Factors associated with longitudinal MDS-UPDRS III score trajectories in early-stage Parkinson's disease.
Background: Parkinson's disease (PD) exhibits significant clinical heterogeneity, particularly in motor symptom progression. This study aims to identify distinct trajectories of motor progression in PD and explore associated predictive factors.
Methods: Data were obtained from the Parkinson's Progression Markers Initiative (PPMI) database on [2025-3-25]. Motor symptom severity was measured using the MDS-UPDRS III scores. Latent class trajectory analysis was used to identify distinct progression patterns. Multinomial logistic regression and machine learning models were used to evaluate predictors.

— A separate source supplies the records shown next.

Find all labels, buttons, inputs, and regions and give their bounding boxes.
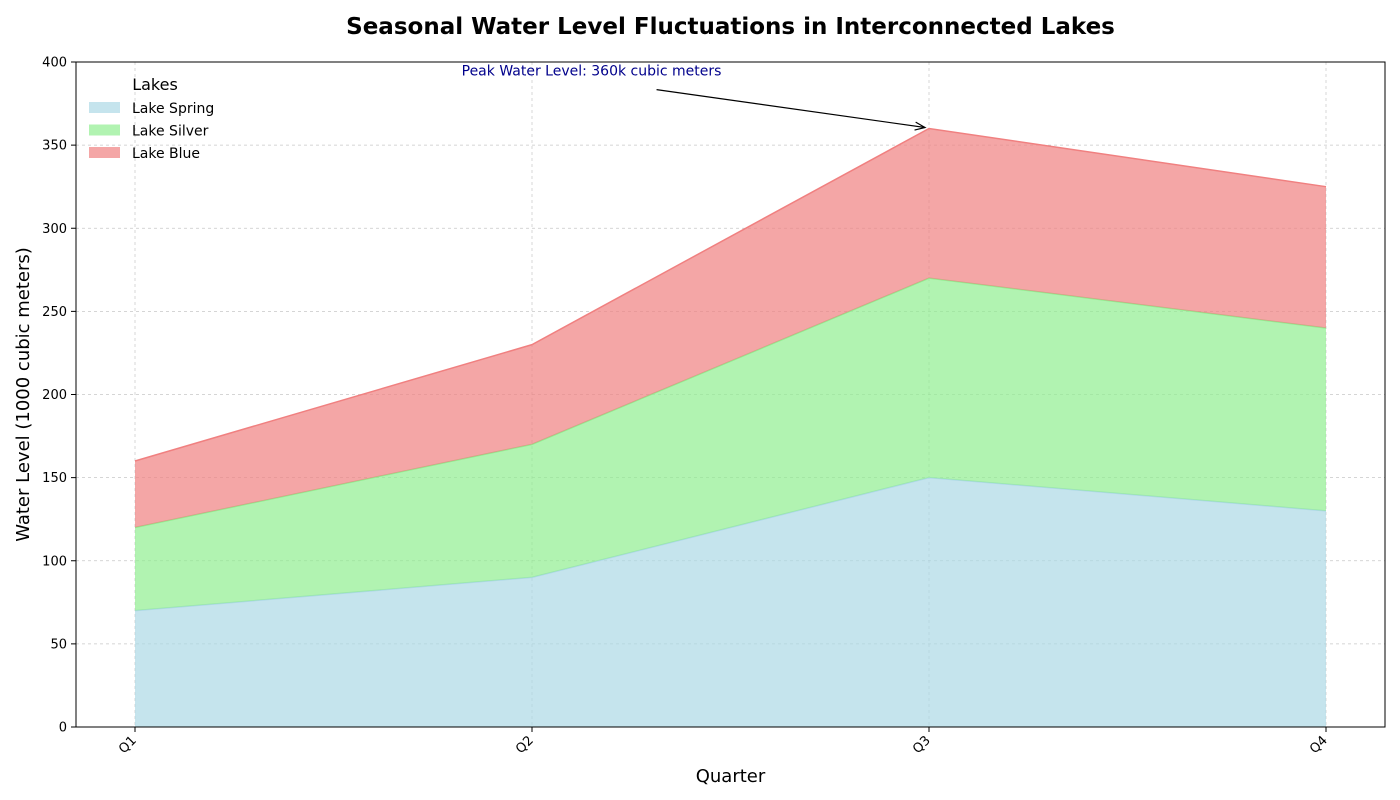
y-tick-label: 0 [59, 721, 67, 736]
annotation-arrow-head [914, 121, 927, 131]
annotation-arrow-shaft [656, 89, 926, 129]
y-tick-label: 100 [42, 554, 67, 569]
peak-annotation: Peak Water Level: 360k cubic meters [462, 64, 927, 131]
x-tick-label: Q2 [513, 733, 537, 757]
y-axis-label: Water Level (1000 cubic meters) [13, 247, 34, 542]
chart-title: Seasonal Water Level Fluctuations in Int… [346, 14, 1115, 40]
line-lake-blue [134, 127, 1327, 462]
y-tick-label: 150 [42, 471, 67, 486]
legend: Lakes Lake Spring Lake Silver Lake Blue [89, 75, 214, 162]
area-lake-spring [135, 477, 1326, 727]
x-tick-label: Q1 [116, 733, 140, 757]
area-lake-silver [135, 278, 1326, 611]
legend-swatch [89, 102, 120, 113]
area-series [134, 127, 1327, 727]
y-tick-label: 200 [42, 388, 67, 403]
y-tick-label: 250 [42, 305, 67, 320]
legend-title: Lakes [132, 75, 178, 94]
legend-swatch [89, 124, 120, 136]
legend-label: Lake Spring [132, 101, 214, 117]
y-tick-label: 400 [42, 56, 67, 71]
legend-label: Lake Silver [132, 124, 209, 140]
axis-ticks: 0 50 100 150 200 250 300 350 400 Q1 Q2 Q3 Q4 [42, 56, 1331, 757]
annotation-text: Peak Water Level: 360k cubic meters [462, 64, 722, 80]
x-tick-label: Q4 [1307, 733, 1331, 757]
y-tick-label: 350 [42, 139, 67, 154]
legend-label: Lake Blue [132, 146, 200, 162]
x-axis-label: Quarter [696, 766, 766, 787]
y-tick-label: 50 [50, 637, 67, 652]
area-lake-blue [135, 128, 1326, 528]
x-tick-label: Q3 [910, 733, 934, 757]
y-tick-label: 300 [42, 222, 67, 237]
legend-swatch [89, 147, 120, 158]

Results: Three distinct motor progression trajectories were identified: slow progression (38%), moderate progression (55.9%), and rapid progression (6.1%). Compared to the slow progression group, a higher baseline MDS-UPDRS III score was strongly associated with both moderate (OR = 1.27, 95% CI: 1.23-1.31, p < 0.001) and rapid progression (OR = 1.49, 95% CI: 1.43-1.57, p < 0.001). Lower serum albumin levels also significantly increased the likelihood of moderate (OR = 0.95, 95% CI: 0.91-0.99, p = 0.014) and rapid progression (OR = 0.89, 95% CI: 0.81-0.98, p = 0.016). Additionally, higher baseline BMI (per 5 kg/m2 increase) was associated with greater odds of moderate (OR = 1.19, 95% CI: 1.01-1.41, p = 0.042). Finally, each 1-unit lower mean striatum specific binding ratio (SBR) reduced the odds of moderate progression by 32% compared with the slow-progression group (OR = 0.68, 95% CI: 0.46-0.99, p = 0.044). Machine learning analysis confirmed the predictive importance of these factors, with the Random Forest model achieving an AUC of 0.950.
Conclusion: Baseline motor severity, dopaminergic imaging, nutritional status, and body weight are key predictors of motor progression in PD. These findings highlight the potential for early risk stratification and personalized management strategies.